You never thought you'd see me say that about anything, eh? It's hardly perfect, but (especially by the generally gruesome standards of Poe-related fiction) it's not terrible, either. (Although I must say that I found myself quite fascinated by the fact that Ms. Hart must be--how can I best put it?--a great admirer of Cothburn O'Neal's earlier novel "The Very Young Mrs. Poe." Seriously, I wish someone would read both books back-to-back and tell me if I'm wrong.)
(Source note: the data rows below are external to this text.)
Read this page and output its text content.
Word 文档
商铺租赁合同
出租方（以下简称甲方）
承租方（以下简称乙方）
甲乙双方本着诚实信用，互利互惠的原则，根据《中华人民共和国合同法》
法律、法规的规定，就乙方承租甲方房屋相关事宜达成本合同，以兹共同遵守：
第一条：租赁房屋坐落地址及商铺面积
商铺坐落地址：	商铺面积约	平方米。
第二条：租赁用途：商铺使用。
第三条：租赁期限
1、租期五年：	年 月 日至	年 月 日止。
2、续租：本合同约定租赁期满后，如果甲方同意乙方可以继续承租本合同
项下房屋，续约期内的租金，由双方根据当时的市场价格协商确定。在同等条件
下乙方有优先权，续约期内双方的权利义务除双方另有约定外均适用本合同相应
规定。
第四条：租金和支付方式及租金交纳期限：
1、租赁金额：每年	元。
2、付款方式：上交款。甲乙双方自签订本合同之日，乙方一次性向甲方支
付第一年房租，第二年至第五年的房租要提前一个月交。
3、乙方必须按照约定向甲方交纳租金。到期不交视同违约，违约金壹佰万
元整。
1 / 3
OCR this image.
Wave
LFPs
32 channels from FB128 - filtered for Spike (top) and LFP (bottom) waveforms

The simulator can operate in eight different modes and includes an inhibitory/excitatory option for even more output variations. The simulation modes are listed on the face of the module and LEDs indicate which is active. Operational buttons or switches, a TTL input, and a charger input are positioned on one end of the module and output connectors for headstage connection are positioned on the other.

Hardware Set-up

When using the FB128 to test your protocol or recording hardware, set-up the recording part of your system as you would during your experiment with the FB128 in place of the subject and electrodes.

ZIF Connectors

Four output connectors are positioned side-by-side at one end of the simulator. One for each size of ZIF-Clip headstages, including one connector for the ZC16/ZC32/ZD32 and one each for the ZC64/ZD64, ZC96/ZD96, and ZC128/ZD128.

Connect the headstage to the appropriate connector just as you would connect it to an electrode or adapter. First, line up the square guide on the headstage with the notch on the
That aside, with James Spada's recent "Days When My Heart Was Volcanic," this means that two good Poe biographical novels have been published within the past year. By my count, that's precisely two more than have appeared this entire past century. And, interestingly, in both cases, Virginia--very atypically for Poe literature--is the heroine.I find this little short of miraculous.
If in 2011, someone writes a rational Poe biography, all of you may as well call an undertaker, because that could only mean that I've died and gone straight to Heaven.
(Obligatory note: I bought both these books on my own. No freebies. That does not mean, of course, that I'm not open to bribes, but, alas, who finds my opinions worth purchasing?)
An update: Since I wrote the above, I've dug out my copy of O'Neal's novel--which I hadn't read in some time, as it really isn't very good--and did a close side-by-side analysis with "Raven's Bride." I really wish anyone with an interest in either novel would do the same. I had thought Hart's novel was very reminiscent of this earlier work, but directly comparing the two is pretty amazing. I can honestly say that I've never seen two novels this similar.We may have to start a new Longfellow War here, folks.